Me voici dans le hall des locaux de EMI, faisant les cent pas … Je viens d’annoncer ma présence à l’accueil, et j’attends qu’on vienne me chercher, pour me présenter à ce nouvel artiste, qui est aussi un véritable coup de foudre personnel. Quelques semaines auparavant, je reçois un mail, avec tout un argumentaire présentant ce chanteur : Voix d’ange … Grand peintre … Intensité des prestations … Vrai talent d’écriture … Bouleversant … A la bonne heure, qui est donc ce nouveau venu qui semble si exceptionnel. Le descriptif met l’eau à la bouche ! Sur une photo, je découvre le visage d’un homme d’environ 35 ans, jovial, sympathique. Je clique sur le lien qui me fais accéder à une de ses vidéos : Ambiance gypsie, un peu world music qui m’évoque Twist in my Sobriety, de Tanita Tikaram. la guitare sèche se mêle au piano, et est survolée par une voix divine et chaleureuse. Une voix qui respire la bienveillance et qui m’ envoute instantanément. Le titre, Tell Her Today, est plein de douceur, avant de s’envoler vers un flamenco endiablé, renforcé par de magnifiques arrangements au violon. Tom Baxter, c’est son nom, celui de l’homme qui semble câliner sa guitare, comme s’il s’agissait de son amante, lui murmurant des paroles, en y mettant tout son coeur. Je sursaute car on me tape sur l’épaule, m’enlevant à mes rêveries, et on m’amène à la rencontre de l’artiste. Tom est accoudé à une table en train de finir un café. Un bel homme très gentleman, so british, d’où émane un magnétisme palpable. machinalement je remarque qu’il a du goût dans la manière de s’habiller: Veste noire, chemise noire à fines rayures dont quelques unes argentées, très classe, avec juste ce qu’il faut d’originalité. J’ose à peine le regarder dans les yeux lorsque je lui sers la main, une main de pianiste, à la fois fine et large. Nous nous dirigeons vers une salle de réunion à l’écart. L’interview va enfin commencer…

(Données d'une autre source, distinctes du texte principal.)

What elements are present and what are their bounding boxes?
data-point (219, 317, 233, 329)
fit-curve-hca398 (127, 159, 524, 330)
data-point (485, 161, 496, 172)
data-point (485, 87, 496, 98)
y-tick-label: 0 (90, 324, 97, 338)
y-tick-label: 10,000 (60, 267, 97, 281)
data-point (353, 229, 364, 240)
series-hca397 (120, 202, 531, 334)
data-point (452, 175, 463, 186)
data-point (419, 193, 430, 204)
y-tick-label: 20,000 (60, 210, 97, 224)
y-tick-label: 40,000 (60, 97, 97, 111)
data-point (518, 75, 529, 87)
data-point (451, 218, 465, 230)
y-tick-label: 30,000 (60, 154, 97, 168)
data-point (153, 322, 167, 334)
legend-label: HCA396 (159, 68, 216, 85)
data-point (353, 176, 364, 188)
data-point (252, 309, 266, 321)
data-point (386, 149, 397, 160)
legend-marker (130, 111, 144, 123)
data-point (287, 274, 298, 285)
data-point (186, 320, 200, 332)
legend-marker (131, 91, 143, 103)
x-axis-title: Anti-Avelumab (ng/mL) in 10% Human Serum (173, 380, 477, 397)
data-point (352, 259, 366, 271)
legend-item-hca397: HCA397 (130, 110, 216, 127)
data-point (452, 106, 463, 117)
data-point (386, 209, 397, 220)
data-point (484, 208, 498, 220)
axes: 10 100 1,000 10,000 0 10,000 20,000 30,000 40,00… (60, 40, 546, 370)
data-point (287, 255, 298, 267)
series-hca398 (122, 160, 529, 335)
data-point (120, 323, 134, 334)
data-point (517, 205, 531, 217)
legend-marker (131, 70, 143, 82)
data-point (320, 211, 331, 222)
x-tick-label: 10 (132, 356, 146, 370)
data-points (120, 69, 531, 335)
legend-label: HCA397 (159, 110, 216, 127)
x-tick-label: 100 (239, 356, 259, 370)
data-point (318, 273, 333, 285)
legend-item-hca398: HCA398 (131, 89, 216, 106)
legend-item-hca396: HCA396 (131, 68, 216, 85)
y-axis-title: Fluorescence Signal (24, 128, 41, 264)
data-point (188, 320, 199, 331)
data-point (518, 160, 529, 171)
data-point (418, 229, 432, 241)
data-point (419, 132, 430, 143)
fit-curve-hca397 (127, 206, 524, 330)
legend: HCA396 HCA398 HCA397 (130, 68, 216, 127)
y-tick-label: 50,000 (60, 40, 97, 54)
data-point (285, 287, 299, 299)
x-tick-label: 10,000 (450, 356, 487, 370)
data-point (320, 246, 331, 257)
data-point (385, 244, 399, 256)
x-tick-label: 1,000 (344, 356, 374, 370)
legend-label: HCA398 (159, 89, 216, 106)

Tof : Bonjour Tom, je suis réellement très honoré de t’avoir en interview, car l’écoute de ton album Skybound a été pour moi un vrai choc! Et à vrai dire je ne me souviens pas avoir eu une telle révélation depuis Rufus Wainwright !
Tom Baxter : Oh vraiment ? Merci, je suis flatté ! [Sourire] Si tu aimes Rufus Wainwright je te conseille son tout premier album, c’est le meilleur …

Tof : Merci du conseil, mais pour l’instant c’est ton oeuvre qui m’intéresse… J’ai vu que 4 ans se sont écoulés entre ce nouvel album et ton tout premier opus Feather and Stone. que s’est-il passé durant tout ce temps ?
Tom Baxter : En fait au départ j’étais chez Sony, qui a fusionné avec Bmg, ce qui a entrainé des licenciements. On m’a du coup séparé des personnes avec lesquelles j’avais commencé à travailler, et avec lesquelles j’avais construit une très bonne relation. J’ai rapidement senti que le feeling n’était plus là mais j’ai tout de même essayer de travailler sur ce second album. J’ai ensuite demandé à récupérer ma liberté, mais sony a mis beaucoup de temps à accepter, me répétant sans cesse : « mais non on va réussir à faire quelque chose de bien ! «  Mais au bout du compte ils me demandaient des choses qui artistiquement ne me correspondaient pas et j’ai tou de même fini par les quitter, même si la période de transition a duré deux ans, après la tournée qui supportait le premier album. Tout cela a été long parce que je dépendais des fusions, des changements d’équipe au sein de la maison de disques, et des changements de contrats.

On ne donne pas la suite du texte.